あの幸せが全て夢。夫の笑顔、お茶の香り、回りの人々の賞賛、いまだに生々しく思い起こされるのに。
しかし同時に、腕に抱いた、死んだ女の顔をした娘の体の重みも思い出して、女はぶるりと体を震わせた。
「この呪法が成就したとしても、あたしがそれを覚えている限り、幸せにはなれないと言うのかい………」
「あんたがどんな夢を見たのか、俺は知りませんがね………」
男はゆっくりと女の目の前にしゃがみこんだ。男が人形のようにきれいに整った顔をしていることに女はこの時気づいた。
「それはあんたの罪の形だ」
男は手を差し出した。伸ばして奪うこともできるだろうに男はただ辛抱強く、女がそれを渡すのを待っている。
女はうつむいて穴から人形を拾い上げた。
「あたしは、幸せになりたいだけだ」
「………………」
「あの女が死なないとあたしはしあわせになれない」
「………………」
「あたしは」
「あたしは幸せになりたい」
女は泣きながら人形を男の手のひらに落とした。白い、作り物のような手のひらに。
「どうも」
男は何の感慨も含まないような声で言うと、ゆらりと立ち上がった。
「これは俺がうまく使いますよ───少なくとも人は呪わない」
女は応えずにぽたぽたと涙を落とし、地面を濡らしている。男はそんな女にちらりと視線を向けた後、空を見上げた。
「御覧なさい」
男の声に女は顔を上げ、男を見、それから男の視線を追って空を見上げた。空には丸く白い月が柔らかな光を投げかけていた。さっきまでギラギラと怖いくらいに冷たい光だと思っていたのに。
「………きれいな月ですね」
男の声が優しく胸に入ってきた。
ああ、ほんとうに。
女は月に見惚れた。そして夢の中で自分はこの月を恐れ、長い長い間夜空を見上げなかったことを思い出した。

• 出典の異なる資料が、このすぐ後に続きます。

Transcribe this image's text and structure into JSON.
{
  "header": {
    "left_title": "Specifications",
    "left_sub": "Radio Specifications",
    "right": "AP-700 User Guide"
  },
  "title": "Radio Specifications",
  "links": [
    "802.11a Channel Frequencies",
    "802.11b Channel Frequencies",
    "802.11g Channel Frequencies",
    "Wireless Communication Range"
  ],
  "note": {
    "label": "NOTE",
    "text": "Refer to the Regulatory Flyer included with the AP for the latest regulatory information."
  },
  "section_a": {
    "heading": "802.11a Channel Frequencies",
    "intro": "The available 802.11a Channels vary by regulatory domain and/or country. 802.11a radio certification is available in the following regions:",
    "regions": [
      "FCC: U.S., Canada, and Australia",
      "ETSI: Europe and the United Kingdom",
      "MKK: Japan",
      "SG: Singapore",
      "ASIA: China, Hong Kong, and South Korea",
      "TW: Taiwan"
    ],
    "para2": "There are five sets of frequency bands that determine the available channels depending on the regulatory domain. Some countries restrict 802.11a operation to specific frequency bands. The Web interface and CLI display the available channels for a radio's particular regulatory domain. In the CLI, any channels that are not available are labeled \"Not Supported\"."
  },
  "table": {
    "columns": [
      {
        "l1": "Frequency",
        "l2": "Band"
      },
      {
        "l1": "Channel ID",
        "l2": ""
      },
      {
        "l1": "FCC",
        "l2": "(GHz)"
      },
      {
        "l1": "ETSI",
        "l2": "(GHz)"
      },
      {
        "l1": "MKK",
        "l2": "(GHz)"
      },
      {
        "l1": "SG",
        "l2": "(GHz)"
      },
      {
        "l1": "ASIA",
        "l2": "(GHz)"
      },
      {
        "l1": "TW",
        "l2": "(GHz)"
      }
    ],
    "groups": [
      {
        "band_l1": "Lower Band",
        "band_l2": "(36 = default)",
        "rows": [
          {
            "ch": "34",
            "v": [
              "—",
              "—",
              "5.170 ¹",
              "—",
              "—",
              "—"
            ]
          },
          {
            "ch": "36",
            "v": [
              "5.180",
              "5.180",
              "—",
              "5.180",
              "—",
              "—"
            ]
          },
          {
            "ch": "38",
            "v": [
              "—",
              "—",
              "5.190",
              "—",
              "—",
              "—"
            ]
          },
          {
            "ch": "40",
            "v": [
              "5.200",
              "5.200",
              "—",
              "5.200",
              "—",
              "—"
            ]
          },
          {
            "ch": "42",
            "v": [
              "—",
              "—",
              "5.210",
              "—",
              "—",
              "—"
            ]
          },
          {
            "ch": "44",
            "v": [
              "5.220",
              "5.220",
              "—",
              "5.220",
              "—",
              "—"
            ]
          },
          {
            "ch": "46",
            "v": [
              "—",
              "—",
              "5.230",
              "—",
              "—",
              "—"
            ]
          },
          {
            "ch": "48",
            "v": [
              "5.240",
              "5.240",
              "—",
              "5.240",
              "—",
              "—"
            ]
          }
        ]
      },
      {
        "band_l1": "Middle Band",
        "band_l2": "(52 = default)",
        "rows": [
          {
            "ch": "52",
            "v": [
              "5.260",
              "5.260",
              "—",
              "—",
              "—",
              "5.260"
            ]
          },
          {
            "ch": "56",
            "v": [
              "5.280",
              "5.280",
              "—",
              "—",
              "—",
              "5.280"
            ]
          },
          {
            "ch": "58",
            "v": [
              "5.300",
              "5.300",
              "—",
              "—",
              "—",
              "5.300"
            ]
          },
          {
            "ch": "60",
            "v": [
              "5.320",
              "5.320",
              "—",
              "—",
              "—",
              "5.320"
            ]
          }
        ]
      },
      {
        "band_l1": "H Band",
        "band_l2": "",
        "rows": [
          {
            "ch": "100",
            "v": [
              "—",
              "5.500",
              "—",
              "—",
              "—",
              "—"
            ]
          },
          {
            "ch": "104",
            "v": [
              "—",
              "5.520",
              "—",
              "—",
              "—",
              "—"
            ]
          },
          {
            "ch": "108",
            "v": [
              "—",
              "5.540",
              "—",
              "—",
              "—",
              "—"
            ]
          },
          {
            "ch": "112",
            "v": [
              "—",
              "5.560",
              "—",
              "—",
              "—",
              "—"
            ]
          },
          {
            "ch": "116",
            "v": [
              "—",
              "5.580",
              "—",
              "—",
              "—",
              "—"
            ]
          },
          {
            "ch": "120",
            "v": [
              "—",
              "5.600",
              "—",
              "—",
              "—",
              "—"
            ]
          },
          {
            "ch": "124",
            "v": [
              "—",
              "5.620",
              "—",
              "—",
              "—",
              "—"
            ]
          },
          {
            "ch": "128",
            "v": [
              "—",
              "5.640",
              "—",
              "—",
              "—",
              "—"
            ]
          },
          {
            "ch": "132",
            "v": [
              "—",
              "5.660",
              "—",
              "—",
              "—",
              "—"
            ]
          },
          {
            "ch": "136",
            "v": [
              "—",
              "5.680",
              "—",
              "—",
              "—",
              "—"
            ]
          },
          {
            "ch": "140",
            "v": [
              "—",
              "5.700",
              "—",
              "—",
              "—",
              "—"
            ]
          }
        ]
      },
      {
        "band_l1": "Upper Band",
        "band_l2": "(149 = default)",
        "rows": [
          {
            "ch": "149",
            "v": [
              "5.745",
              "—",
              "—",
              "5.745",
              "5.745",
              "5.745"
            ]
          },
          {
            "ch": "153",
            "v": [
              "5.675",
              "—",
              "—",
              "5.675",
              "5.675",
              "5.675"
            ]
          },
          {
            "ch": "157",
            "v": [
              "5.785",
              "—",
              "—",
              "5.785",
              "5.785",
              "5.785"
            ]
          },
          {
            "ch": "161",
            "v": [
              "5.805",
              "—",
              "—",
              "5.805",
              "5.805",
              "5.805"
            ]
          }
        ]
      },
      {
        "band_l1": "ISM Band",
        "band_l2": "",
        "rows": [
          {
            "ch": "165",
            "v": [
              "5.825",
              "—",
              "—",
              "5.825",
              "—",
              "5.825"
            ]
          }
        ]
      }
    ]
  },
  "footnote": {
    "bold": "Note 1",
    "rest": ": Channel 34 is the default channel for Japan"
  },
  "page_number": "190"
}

月の光を面に受けて、夜空を見上げることのできる幸せ―――
こんなことで。
女の目に新しい涙が浮かんだ。
こんなことで人は幸せになれるのだ。
「あんた―――」
女は男に呼びかけた。去ろうとしていた男はその声に足を止め、肩越しに振り向いた。
「あんた、誰だい? あんたは月の精かい? 神様なのかい?」
男はひっそり笑った。遠目なのにその笑顔は女の心の中に沈んだ。